Markets being what they are, mechanisms—legal, quasi-legal, illegal—spring up to allow American consumers to gain access to the goods at something like the same terms that foreign consumers enjoy. Think of Canadian Internet pharmacies. Or the New York subway vendors who sell Duracell batteries made for the Brazilian market for 99 cents.
Offering videos at cut-rate prices in Beijing seems like an invitation for some enterprising person to acquire oodles of legit DVDs in China and then sell them to buyers in the United States or Europe. Even allowing for shipping costs and a small markup, a middle-man in the Middle Kingdom could undercut even Wal-Mart. Importantly, these would be perfect, studio-made DVDs and thus avoid all the doubts about quality and reliability that are associated with pirated materials.

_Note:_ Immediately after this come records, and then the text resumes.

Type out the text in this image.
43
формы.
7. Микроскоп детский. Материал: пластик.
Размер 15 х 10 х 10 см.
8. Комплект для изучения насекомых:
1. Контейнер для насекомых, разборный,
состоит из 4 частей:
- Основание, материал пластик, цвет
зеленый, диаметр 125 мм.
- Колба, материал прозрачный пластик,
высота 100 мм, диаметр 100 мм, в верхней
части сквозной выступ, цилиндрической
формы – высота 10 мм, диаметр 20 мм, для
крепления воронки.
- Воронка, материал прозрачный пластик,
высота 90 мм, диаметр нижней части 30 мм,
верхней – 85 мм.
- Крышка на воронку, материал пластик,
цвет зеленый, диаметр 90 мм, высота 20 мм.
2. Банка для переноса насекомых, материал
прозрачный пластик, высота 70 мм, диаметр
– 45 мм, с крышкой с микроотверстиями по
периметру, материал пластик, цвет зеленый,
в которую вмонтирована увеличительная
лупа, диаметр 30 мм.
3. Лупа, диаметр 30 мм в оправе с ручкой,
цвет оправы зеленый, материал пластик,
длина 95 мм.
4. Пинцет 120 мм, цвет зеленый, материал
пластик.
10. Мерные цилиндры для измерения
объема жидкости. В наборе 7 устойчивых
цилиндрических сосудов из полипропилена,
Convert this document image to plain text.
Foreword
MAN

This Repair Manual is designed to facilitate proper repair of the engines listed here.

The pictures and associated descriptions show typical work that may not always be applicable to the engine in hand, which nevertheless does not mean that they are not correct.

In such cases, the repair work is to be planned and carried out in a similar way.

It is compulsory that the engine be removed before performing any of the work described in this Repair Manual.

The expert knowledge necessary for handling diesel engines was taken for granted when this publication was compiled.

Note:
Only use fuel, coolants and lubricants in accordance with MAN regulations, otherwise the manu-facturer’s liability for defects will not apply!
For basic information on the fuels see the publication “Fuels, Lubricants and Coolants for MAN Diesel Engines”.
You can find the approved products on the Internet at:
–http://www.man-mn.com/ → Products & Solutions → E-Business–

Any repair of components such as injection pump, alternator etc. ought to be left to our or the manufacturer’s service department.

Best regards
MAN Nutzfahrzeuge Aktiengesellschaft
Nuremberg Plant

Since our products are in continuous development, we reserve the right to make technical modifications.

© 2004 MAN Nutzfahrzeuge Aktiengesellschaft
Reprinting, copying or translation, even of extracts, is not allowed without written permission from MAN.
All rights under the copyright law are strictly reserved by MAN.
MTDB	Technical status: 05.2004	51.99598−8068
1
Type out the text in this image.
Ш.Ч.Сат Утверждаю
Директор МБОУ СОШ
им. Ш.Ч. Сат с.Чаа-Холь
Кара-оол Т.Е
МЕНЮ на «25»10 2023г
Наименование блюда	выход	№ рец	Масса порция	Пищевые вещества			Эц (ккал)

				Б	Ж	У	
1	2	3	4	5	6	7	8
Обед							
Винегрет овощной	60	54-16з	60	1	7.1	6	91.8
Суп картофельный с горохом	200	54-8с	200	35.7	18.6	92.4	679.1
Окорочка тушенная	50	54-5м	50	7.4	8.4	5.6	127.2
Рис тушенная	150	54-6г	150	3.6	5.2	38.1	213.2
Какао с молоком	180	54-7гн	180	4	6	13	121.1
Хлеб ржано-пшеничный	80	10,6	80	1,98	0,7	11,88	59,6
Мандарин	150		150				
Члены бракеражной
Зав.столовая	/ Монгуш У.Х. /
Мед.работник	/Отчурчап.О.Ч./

Ultimately, the prospect of reimportation could prove more damaging to Hollywood in the short term than China's piracy. The motion picture industry now makes far more from DVDs than from the box office. Americans spent $9.4 billion at movie theaters in 2004. But according to the Digital Entertainment Group, they spent $15.5 billion buying DVDs (up from $12 billion in 2003) and another $5.7 billion renting them in 2004. Plainly, millions of Americans are willing to pay $17.99 to buy a legitimate copy of Shrek II or $74.99 for the boxed set of The Sopranos 2003 season. Will they still pay those prices when they realize the studios are selling identical DVDs overseas for a fraction of the price?
Update: As several readers have hastened to point out, the get-rich-quick scheme for importing cheap DVDs sold in China to Americans isn't as friction-free as described. Because DVDs are coded for several different zones, DVDs made for sale in China are designed not to play on DVD players built for the U.S. market. In order to play the cheap DVDs, customers would first have to purchase code-free DVD players.